These are only a few of the challenges facing our youth today. In fact, it is our challenge, as an Afrikan people, and one we must overcome if we are to have hope for tomorrow, or a tomorrow period. No youth, no future; no women, no future; it is as simple as that. To have 1000 men and 1 woman spells the death/genocide of a nation. The one woman can only produce 1 baby per year and the nation will be unable to sustain or rebuild its population. To have 1000 women and 1 man is life/perpetuity. One man can impregnate 1000 women to produce 1000 babies per year. He’ll be a little tired, but you get the point: with youth and women a nation can perpetuate itself or rebuild. Without them it is already extinct, no matter how many millions of men or old people exist in its society. And it’s why one saves “women and children first” in any life threatening situation.

So when our youths and women are challenged, by its very nature, that challenges our survival as a people. Our response must be to provide an environment where our women and children can survive, and prosper. To ensure that, we, as a people, need control over our own life and destiny. It’s not possible for us, as a racial minority, to do so in a White racist society. In any vote necessary to pass laws that we feel are needed to solve our particular problems, we will always be outvoted and overruled by the racist White majority. Thus we will never be able to implement our own solutions to our own problems, or control our own destiny, because we will always be subjected to the solutions dictated by the White majority. It’s also why democracy in a racist society is nothing but a dictatorship to the racial minorities in that society. The recent Supreme Court ruling that outlawed Black-majority voting districts is a case in point.

To control our own lives and destiny we need REPARATIONS, LAND AND INDEPENDENCE. And what would MLK say about such a demand for reparations and land? Let’s listen to his Sunday morning sermon at the National Cathedral in Washington, D.C., taken from the Oct. 27, 1996 Los Angeles Times article by Peter H. King titled: “Dr. King: Quote, Unquote”

“. . . Now there is another myth that still gets around; it is a kind of over reliance on the bootstrap philosophy. There are those who still feel that if the Negro is to rise out of poverty . . . . out of slum conditions . . . Out of discrimination and segregation, he must do it all by himself. And so they say the Negro must lift himself up by his own bootstraps.”They never realize that no other ethnic group has been a slave on American soil. The people who say this never stop to realize that the nation made a Black man’s color a stigma; but beyond this THEY NEVER STOP TO REALIZE THAT THEY OWE A PEOPLE WHO WERE KEPT IN SLAVERY 244 YEARS.

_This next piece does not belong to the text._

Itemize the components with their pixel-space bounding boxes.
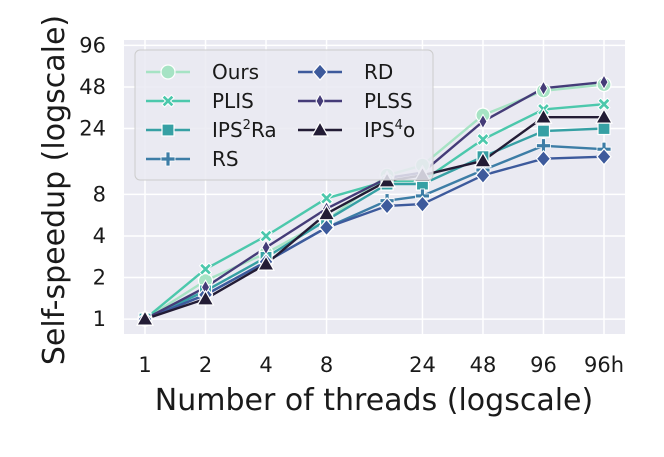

“IN 1863 THE NEGRO WAS TOLD THAT HE WAS FREE AS A RESULT OF THE EMANCIPATION PROCLAMATION BEING SIGNED BY ABRAHAM LINCOLN. BUT HE WAS NEVER GIVEN ANY LAND TO MAKE THAT FREEDOM MEANINGFUL. It was something like keeping a person in prison for a number of years and suddenly discovering that the person is not guilty of the crime for which he was convicted. And you just go up to him and say, ‘Now you are free,’ but you don’t give him any bus fare to get to town. . .

“And the irony of it all is that at the same time the nation failed to do anything for the Black man through an act of Congress it was giving away millions of acres of LAND in the West and the Midwest. . . . Not only did it give the LAND, it built land-grant colleges to teach them how to farm. Not only that, it provided county agents to further their expertise in farming. Not only that, as the years unfolded it provided low interest rates so that they could mechanize their farms. And to this day thousands of these very persons are receiving millions of dollars in federal subsidies every year not to farm.

“And these are so often the very people who tell Negroes that they must lift themselves by their own bootstraps. It’s all right to tell a man to lift himself by his own bootstraps, but it is cruel jest to say to a bootless man that he ought to lift himself by his own bootstraps.

“We must come to see that the roots of racism are very deep in our country, and there must be something positive and massive in order to get rid of all the effects of racism and the tragedies of racial injustice.”

“These were King’s last public words on the subject. Four days later, he stepped onto a balcony of the Lorraine Motel in Memphis, Tenn., and was shot dead.”

I urge you to work toward ensuring our tomorrow, and our hope for tomorrow by making the focus of our struggle one for REPARATIONS, LAND, AND INDEPENDENCE.